Every now and then, AR-15 owners may feel the need for something a little more powerful than the standard 5.56mm NATO chambering. Whether it’s hunting big game, stopping cars, or punching through brick walls, sometimes you just need a little more oomph. That normally means a bigger bore and a lot more power. And over the years, the market for big-bore AR-15 cartridges has narrowed itself down to two primary competitors: the .458 SOCOM and the .50 Beowulf.
The .50 Beowulf is similar in origin to the now-defunct .499 Leitner-Wise cartridge. A straight-walled cartridge based on a lengthened .50 Action Express pistol case, the .50 Beowulf features a base diameter of .535 inches with a rebated rim diameter of .445 inches, the same as the 7.62x39mm and 6.5 Grendel cartridges, and fires .500-inch 50-caliber pistol bullets.
The case capacity of the .50 Beowulf is similar to the .500 S&W Magnum revolver cartridge, but it operates at a much lower pressure. Because of the higher bolt thrust from the wider diameter cartridge, .50 Beowulf pressures have to be kept significantly lower than the 55,000-62,000 psi at which the 5.56 NATO operates, generally at around 35,000 psi.
Despite the low pressures, the .50 Beowulf puts up pretty impressive ballistics, more than surpassing the energy of standard .45-70 loads, and putting it pretty close in terms of muzzle energy to larger cartridges such as the .308 Winchester.
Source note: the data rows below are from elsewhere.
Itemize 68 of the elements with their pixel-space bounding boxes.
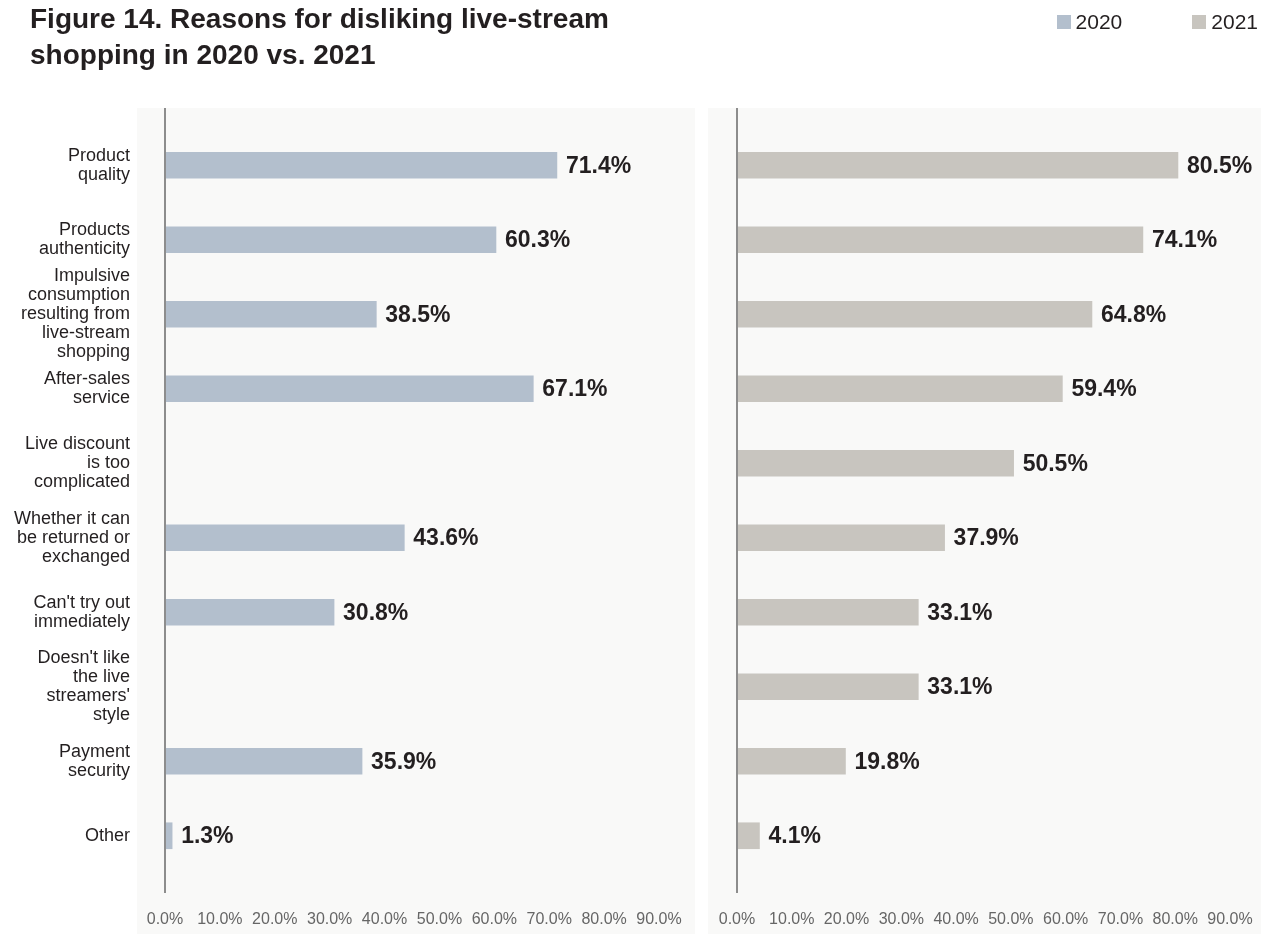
x-tick-label: 0.0%	[146, 910, 184, 928]
data-label: 50.5%	[1022, 449, 1088, 476]
y-tick-label: Whether it can be returned or exchanged	[13, 507, 130, 566]
bar	[737, 822, 760, 850]
data-label: 35.9%	[371, 747, 437, 774]
y-tick-label: Doesn't like the live streamers' style	[37, 647, 130, 725]
bar	[737, 151, 1179, 179]
bar	[165, 524, 405, 552]
bar	[737, 673, 919, 701]
bar	[737, 449, 1014, 477]
y-tick-label: Payment security	[58, 740, 130, 780]
x-tick-label: 60.0%	[471, 910, 518, 928]
data-label: 43.6%	[413, 524, 479, 551]
y-tick-label: Product quality	[67, 144, 130, 184]
bar	[165, 598, 335, 626]
x-tick-label: 10.0%	[197, 910, 243, 928]
data-label: 4.1%	[768, 822, 821, 849]
x-tick-label: 30.0%	[306, 910, 353, 928]
x-tick-label: 50.0%	[416, 910, 463, 928]
legend-label: 2021	[1211, 9, 1258, 35]
y-tick-label: Impulsive consumption resulting from live-stream shopping	[20, 265, 130, 362]
chart-title: Figure 14. Reasons for disliking live-stream shopping in 2020 vs. 2021	[30, 2, 610, 72]
x-tick-label: 20.0%	[823, 910, 870, 928]
x-tick-label: 20.0%	[252, 910, 298, 928]
x-tick-label: 50.0%	[988, 910, 1034, 928]
bar	[737, 300, 1093, 328]
y-tick-label: After-sales service	[43, 368, 130, 408]
data-label: 33.1%	[927, 598, 993, 625]
bar	[737, 226, 1144, 254]
bar	[165, 375, 534, 403]
bar	[165, 151, 558, 179]
bar	[737, 747, 846, 775]
x-tick-label: 70.0%	[526, 910, 572, 928]
x-tick-label: 60.0%	[1042, 910, 1089, 928]
data-label: 33.1%	[927, 673, 993, 700]
y-tick-label: Live discount is too complicated	[24, 433, 130, 492]
x-tick-label: 80.0%	[1152, 910, 1198, 928]
bar	[737, 598, 919, 626]
y-tick-label: Can't try out immediately	[33, 591, 130, 631]
x-tick-label: 80.0%	[581, 910, 627, 928]
data-label: 37.9%	[953, 524, 1019, 551]
x-tick-label: 40.0%	[933, 910, 979, 928]
x-tick-label: 90.0%	[636, 910, 682, 928]
legend-label: 2020	[1075, 9, 1123, 35]
data-label: 71.4%	[565, 151, 632, 178]
data-label: 1.3%	[181, 822, 234, 849]
x-tick-label: 10.0%	[769, 910, 815, 928]
y-tick-label: Other	[84, 824, 130, 845]
x-tick-label: 90.0%	[1207, 910, 1253, 928]
data-label: 60.3%	[504, 226, 571, 253]
x-tick-label: 70.0%	[1097, 910, 1144, 928]
data-label: 74.1%	[1151, 226, 1218, 253]
data-label: 19.8%	[854, 747, 920, 774]
bar	[737, 375, 1063, 403]
data-label: 38.5%	[385, 300, 451, 327]
bar	[165, 300, 377, 328]
x-tick-label: 0.0%	[718, 910, 756, 928]
y-tick-label: Products authenticity	[38, 219, 130, 259]
data-label: 67.1%	[542, 375, 608, 402]
bar	[165, 747, 363, 775]
bar	[737, 524, 945, 552]
data-label: 30.8%	[343, 598, 409, 625]
x-tick-label: 30.0%	[878, 910, 925, 928]
x-tick-label: 40.0%	[361, 910, 408, 928]
bar	[165, 226, 497, 254]
data-label: 64.8%	[1100, 300, 1167, 327]
data-label: 80.5%	[1186, 151, 1253, 178]
data-label: 59.4%	[1071, 375, 1137, 402]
The most commonly available loads feature bullets in the 300- to 400-grain range, with 300-grain bullets leaving the muzzle at 2,050 feet per second, 335-grain bullets at 1,900 feet per second, and 400-grain bullets at 1,800 feet per second, for about 2,800 foot-pounds of muzzle velocity.
Heavier bullets can be loaded too, with 500-grain bullets leaving the muzzle at 1,450 feet per second. Those who cast their own lead bullets can even load .50-caliber bullets intended for the .500 S&W Magnum, with weights up to 700 grains and velocities beginning to drop into the subsonic range.
One of the drawbacks of the .50 Beowulf is its limited magazine capacity. Because of the fatter cartridge, a standard 30-round AR-15 magazine can only fit 10 Beowulf cartridges, while the 20-round magazines can only fit 7 rounds, and 10-round magazines only fit 4. The .50 Beowulf was intended to be able to chamber from standard .223-caliber AR-15 magazines, although Beowulf-specific magazines exist. And if you can find .499 Leitner-Wise magazines, those will work with the Beowulf too.
Another problem with the .50 Beowulf is that, like the .458 SOCOM, it’s a proprietary cartridge that hasn’t been standardized by SAAMI. As a result of its popularity, numerous other manufacturers have tried to reverse-engineer the cartridge, calling their versions the 12.7x42mm. And as with the .458 SOCOM, not all of those reverse-engineered versions perform properly, leading to feeding problems, short-stroking, etc.
The .50 Beowulf is also a straight-walled cartridge, meaning that feeding will be slightly more difficult than for the bottlenecked .458 SOCOM. For handloaders, getting case overall length right is more important than for the .458 SOCOM, otherwise there could be problems with headspace and primer ignition.
Despite those potential problems, the .50 Beowulf is a potent and capable cartridge. And if you’re looking for real big-bore power while sticking to the AR-15 platform, it’s one of only two real options available to you. If you do your research and determine that you need the .50 Beowulf’s power, it certainly will hold its own in any survival situation.